American politician (1935–2026)

James Flavian White Sr. (May 13, 1935 – January 15, 2026) was an American funeral director and politician. A member of the Democratic–Farmer–Labor party, he was a member of the Minnesota House of Representatives from 1975 to 1978.

==Life and career==
Born to Flavian and Louise (née Gephart) White in Lakeville, Minnesota, on May 13, 1935, James Flavian White graduated from Lakeville High School in 1951 or 1953. He first attended Saint John's College before he attended the University of Minnesota, where he graduated in 1957 with a bachelor's degree in mortuary science.
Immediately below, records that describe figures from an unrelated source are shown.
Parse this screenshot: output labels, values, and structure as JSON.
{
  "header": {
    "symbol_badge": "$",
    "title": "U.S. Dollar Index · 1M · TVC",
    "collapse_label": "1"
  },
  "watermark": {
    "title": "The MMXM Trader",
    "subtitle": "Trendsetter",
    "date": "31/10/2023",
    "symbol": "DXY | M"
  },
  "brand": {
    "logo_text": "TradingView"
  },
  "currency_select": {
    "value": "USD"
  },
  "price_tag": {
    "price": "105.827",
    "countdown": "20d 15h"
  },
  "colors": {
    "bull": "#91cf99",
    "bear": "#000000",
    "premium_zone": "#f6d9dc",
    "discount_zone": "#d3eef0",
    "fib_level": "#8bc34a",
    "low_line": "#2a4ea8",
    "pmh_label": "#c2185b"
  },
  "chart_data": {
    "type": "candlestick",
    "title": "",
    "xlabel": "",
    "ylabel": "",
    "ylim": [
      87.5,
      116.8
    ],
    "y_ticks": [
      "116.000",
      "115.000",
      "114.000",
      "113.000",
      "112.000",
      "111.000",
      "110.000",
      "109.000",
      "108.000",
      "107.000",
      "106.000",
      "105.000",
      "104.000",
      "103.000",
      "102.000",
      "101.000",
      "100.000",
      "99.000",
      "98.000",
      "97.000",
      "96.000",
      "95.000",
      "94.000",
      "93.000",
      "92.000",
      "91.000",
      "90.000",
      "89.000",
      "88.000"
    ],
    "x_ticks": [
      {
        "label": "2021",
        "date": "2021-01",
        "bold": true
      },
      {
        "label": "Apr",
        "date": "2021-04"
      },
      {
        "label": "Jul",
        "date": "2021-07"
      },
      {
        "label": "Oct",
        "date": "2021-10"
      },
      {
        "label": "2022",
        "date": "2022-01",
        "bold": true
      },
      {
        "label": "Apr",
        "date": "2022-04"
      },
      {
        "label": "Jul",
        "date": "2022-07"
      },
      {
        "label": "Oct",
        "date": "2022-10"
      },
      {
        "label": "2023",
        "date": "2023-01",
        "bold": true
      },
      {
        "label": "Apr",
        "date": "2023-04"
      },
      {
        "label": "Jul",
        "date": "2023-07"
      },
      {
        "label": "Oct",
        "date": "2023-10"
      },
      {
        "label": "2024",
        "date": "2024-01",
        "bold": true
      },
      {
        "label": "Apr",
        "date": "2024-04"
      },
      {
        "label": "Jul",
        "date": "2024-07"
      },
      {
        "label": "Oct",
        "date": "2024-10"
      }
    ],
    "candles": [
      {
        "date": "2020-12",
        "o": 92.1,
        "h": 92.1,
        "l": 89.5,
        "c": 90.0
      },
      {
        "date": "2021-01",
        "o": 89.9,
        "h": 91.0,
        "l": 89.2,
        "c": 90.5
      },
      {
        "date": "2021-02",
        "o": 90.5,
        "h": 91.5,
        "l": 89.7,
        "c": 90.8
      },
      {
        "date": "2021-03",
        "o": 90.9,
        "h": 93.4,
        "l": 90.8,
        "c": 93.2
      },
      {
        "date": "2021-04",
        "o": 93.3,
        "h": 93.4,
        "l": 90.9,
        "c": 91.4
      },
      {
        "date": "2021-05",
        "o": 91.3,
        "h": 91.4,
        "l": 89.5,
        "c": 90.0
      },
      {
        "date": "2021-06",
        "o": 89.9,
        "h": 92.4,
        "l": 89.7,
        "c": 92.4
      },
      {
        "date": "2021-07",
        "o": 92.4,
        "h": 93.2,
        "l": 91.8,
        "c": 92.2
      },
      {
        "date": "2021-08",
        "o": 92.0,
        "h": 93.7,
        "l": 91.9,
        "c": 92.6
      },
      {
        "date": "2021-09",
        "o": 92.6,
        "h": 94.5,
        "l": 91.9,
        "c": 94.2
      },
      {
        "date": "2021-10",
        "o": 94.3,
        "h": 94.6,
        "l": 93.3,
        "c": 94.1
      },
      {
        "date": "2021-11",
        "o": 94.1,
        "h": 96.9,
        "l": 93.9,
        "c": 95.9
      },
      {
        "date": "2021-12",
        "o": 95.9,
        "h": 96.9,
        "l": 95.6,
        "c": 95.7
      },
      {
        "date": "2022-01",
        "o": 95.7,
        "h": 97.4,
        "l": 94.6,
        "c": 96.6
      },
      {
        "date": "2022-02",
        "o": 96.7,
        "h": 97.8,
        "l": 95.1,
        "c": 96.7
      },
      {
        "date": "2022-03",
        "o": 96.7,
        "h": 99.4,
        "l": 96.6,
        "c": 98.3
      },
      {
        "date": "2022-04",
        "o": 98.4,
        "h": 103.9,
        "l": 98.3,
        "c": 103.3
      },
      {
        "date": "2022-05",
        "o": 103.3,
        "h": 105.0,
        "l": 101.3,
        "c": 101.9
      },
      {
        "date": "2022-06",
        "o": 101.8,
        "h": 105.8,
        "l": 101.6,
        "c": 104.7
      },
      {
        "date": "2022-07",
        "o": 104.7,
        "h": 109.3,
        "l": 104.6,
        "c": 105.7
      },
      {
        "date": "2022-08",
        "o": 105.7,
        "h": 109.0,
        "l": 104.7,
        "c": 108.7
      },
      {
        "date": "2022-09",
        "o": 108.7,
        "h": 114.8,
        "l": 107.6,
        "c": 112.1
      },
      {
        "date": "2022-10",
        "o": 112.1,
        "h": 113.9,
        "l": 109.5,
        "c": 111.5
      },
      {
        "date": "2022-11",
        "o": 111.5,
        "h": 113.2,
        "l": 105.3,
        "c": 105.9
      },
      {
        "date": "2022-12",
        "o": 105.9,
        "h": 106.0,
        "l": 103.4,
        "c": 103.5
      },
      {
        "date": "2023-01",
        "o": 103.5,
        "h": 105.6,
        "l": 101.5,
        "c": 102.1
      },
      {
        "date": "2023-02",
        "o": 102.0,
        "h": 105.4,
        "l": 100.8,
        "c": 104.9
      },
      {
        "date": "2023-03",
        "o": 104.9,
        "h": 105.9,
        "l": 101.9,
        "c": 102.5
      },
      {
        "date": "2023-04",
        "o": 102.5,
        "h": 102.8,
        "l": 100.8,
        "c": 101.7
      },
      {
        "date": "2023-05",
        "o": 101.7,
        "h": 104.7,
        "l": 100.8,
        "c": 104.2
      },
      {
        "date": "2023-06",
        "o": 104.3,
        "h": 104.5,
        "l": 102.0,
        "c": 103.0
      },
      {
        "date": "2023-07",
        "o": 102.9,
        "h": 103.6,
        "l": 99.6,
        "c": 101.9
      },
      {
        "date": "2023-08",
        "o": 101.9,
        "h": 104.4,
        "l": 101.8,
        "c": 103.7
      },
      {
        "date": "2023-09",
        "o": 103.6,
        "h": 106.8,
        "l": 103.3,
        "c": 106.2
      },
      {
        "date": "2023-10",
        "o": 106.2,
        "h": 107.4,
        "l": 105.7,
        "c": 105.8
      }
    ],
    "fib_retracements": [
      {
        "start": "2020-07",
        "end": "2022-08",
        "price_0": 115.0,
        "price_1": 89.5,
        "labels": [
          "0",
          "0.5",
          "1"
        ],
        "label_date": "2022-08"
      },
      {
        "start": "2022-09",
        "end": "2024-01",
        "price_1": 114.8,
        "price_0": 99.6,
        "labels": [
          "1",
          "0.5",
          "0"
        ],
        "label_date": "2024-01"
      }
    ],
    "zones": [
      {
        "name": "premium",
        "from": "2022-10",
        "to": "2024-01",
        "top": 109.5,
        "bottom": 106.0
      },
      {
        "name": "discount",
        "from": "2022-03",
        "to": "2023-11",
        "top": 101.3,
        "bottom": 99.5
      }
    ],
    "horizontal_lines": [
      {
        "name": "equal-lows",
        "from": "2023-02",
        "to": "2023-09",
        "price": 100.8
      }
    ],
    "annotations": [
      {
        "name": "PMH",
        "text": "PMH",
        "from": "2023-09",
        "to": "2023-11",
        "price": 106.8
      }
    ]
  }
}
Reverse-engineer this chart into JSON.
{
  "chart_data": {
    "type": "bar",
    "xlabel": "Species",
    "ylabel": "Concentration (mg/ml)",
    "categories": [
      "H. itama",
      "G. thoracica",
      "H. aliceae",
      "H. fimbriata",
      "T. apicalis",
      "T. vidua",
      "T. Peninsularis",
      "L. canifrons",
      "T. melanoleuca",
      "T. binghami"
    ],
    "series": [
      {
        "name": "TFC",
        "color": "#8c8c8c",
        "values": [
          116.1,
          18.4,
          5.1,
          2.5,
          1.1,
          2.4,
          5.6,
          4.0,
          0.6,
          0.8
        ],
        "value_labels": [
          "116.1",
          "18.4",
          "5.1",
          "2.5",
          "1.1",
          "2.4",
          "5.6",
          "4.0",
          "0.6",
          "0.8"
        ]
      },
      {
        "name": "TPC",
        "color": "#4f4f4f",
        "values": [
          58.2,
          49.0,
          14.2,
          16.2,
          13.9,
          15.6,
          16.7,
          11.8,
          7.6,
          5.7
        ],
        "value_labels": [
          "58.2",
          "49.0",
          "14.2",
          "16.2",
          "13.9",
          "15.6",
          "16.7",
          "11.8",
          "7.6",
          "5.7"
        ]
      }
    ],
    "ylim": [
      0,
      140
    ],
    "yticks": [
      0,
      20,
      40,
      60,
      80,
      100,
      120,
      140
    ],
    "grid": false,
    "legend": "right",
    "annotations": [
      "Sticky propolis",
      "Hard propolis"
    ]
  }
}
After graduating, White worked for his father in the funeral business founded by his grandfather. To supplement his income, he also worked for his uncle and cousins at the Gephart Furniture store in Lakeville. He bought a funeral home in Farmington, Minnesota, in 1961 or 1963, and renamed it White Funeral Home. White bought out his father's funeral business in 1972 and expanded his own business into Lonsdale, Apple Valley, and Burnsville, Minnesota. White married Patricia Catherine Fischer on June 7, 1958, at St. Nicolas Catholic Church in New Market, Minnesota. Elected as a member of the Democratic–Farmer–Labor party to the Minnesota House of Representatives in 1974, he represented Dakota County and Goodhue County as a representative of district 25A from 1975 to 1978.

His wife Patricia Catherine (née Fischer) White died on October 19, 2022. White died in Farmington on January 15, 2026, at the age of 90. He was interred at the All Saints Catholic Cemetery in Lakeville.